Foreign
Policy

Foreign Policy
Fall 1998

Editor’s Note

By Moisés Naím

 

Wim Duisenberg is president of the European Central Bank (ECB). Nick van den Bergh is CEO of Executive Outcomes Ltd., a private company that furnishes clients around the world with the means to fight wars. Scott Nova is the director of the Preamble Collaborative, a nine-person organization active in the ongoing campaign to defeat the adoption of the Multilateral Agreement on Investment (MAI)).A banker, an ex-paratrooper turned executive, and a social activist—each of these men inhabits different worlds, but all are linked by one common denominator: The organizations they lead have the capacity to intervene in international affairs in ways that, until recently, had been in the almost exclusive purview of nation-states.

Much has been written and said about the emergence of these kinds of “nonstate actors,” whether about their ability to project their influence internationally, their impact on national sovereignty, or their role in blurring the boundaries between public and private, domestic and foreign. Yet all too often, such discussions have taken place at a level of high abstraction, relying on buzzwords instead of concrete examples, and generalizations in place of empirical analyses.

We at FOREIGN POLICY do not believe that globalization should become a catch phrase for sloppy thinking. In keeping with that commitment, several of the articles in this issue offer a close, discerning look at how nonstate actors are shaping today’s world. Our authors build their arguments from the ground up, eschewing grand theory in favor of facts and figures and relying on case studies and methodical analyses to enrich our understanding of some of today’s most important global trends.

Some of the phenomena they focus on are not new. Mercenaries, for example, may well be one of the world’s oldest professions. But as David Shearer’s article shows, they have taken on a distinctly post–Cold War cast. Capitalizing on the political and strategic uncertainties of this era, taking advantage of an abundance of experienced personnel and surplus weaponry, today’s private military companies are attaining a remarkable level of influence and legitimacy. From training the armed forces in Croatia to overturning coups in Sierra Leone, they are privatizing an activity that has long been the sole province of the nation-state.

The ECB, by contrast, is an entirely new institution explicitly designed to limit the monetary autonomy of its European member countries. Jeffry Frieden highlights the bank’s potential as a sovereignty buster in his article, “The Euro: Who Wins? Who Loses?” He also shows that for all the technocratic mystery that shrouds monetary policy, in practice it is rarely above politics, whether national or international. Despite official protestations to the contrary, the ECB’s actual policies will be defined by the very messy pulling and hauling of European politics in ways that will significantly distort its designers’ plans.

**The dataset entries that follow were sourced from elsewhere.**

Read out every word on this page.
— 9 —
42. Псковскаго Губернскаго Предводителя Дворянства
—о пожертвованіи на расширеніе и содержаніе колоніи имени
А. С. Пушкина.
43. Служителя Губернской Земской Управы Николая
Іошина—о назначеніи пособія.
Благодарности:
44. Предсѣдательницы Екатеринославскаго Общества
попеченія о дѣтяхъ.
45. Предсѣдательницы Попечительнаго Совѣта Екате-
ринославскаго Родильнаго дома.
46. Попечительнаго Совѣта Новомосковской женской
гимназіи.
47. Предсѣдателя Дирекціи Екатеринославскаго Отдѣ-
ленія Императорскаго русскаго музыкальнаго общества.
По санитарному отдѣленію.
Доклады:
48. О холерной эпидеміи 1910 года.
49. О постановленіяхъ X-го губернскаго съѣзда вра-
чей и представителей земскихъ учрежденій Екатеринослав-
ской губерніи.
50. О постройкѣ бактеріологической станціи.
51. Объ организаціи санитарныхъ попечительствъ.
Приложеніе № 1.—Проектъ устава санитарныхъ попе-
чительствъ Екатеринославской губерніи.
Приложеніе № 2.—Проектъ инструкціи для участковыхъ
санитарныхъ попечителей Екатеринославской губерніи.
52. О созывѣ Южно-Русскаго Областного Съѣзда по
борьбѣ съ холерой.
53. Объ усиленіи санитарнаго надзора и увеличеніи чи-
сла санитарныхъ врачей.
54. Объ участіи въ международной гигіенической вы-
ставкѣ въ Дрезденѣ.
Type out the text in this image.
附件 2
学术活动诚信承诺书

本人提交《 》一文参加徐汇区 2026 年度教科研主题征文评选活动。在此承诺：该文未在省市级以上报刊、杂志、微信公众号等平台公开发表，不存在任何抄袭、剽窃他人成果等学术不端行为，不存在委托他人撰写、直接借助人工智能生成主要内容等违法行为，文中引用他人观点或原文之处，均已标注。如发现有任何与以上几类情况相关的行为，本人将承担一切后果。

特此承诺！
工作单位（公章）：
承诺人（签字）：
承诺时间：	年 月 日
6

The growing clout of nongovernmental organizations (NGOs) also provides one of the more dramatic examples of the proliferation of centers of international influence. P.J. Simmons surveys the increasingly diverse and complex universe of NGOs and argues that the question governments, multilateral institutions, and corporations must face is not whether but how to work with these new players. Witness the “victory” that NGOs recently achieved when they stymied efforts by the Organization for Economic Cooperation and Development, a group made up of the world’s 29 most industrialized countries, to draft the MAI, a treaty setting common standards for the treatment of foreign investment by host countries. As Stephen Kobrin relates, hundreds of NGOs of all stripes, sizes, nationalities, and interests rallied against the MAI, using one of the most important drivers of globalization, the Internet, to derail an initiative designed to facilitate another of globalization’s most powerful forces, foreign investment. This “Clash of Globalizations” represents one of the more paradoxical implications of the emergence of an electronically linked civil society and its effects on world politics.

Another paradox that Kobrin’s article brings to light is that even as globalization erodes international boundaries and empowers nonstate actors, it simultaneously strengthens national sovereignty. The NGOs that oppose the MAI may be building a global civil society on the Internet, but they are doing so in part through their vehement defense of the rights of national governments to regulate their own affairs. Several other articles in this issue note the same contradiction. Private military companies, for example, may fulfill a function that was once the prerogative of the nation-state, but they are often hired to defend and strengthen existing national governments in Africa. In his dissection of Russia’s failed tax policies, Daniel Treisman notes that even as multilateral institutions pressure Russia to bring its tax policies and procedures more in line with those of the global economy, those reforms will strengthen the authority and stability of the Russian state. It is becoming increasingly clear that what Russia desperately needs is not more market but more state, not a central authority that runs factories but one that can collect taxes. Finally, in a provocative look at the unheralded role that the European Union played in Northern Ireland’s peace process, Jonathan Stevenson shows that although the transnational forces unleashed by European integration provided compelling incentives for peace, Northern Ireland’s knotty dispute over sovereignty could not have been resolved without strong guarantees from the United Kingdom and the Irish Republic, two nation-states.

In short, contrary to what many of the most breathless one-worlders would have us believe, globalization does not mean the end of the nation-state or of the world as we know it. It merely requires us to think a little harder.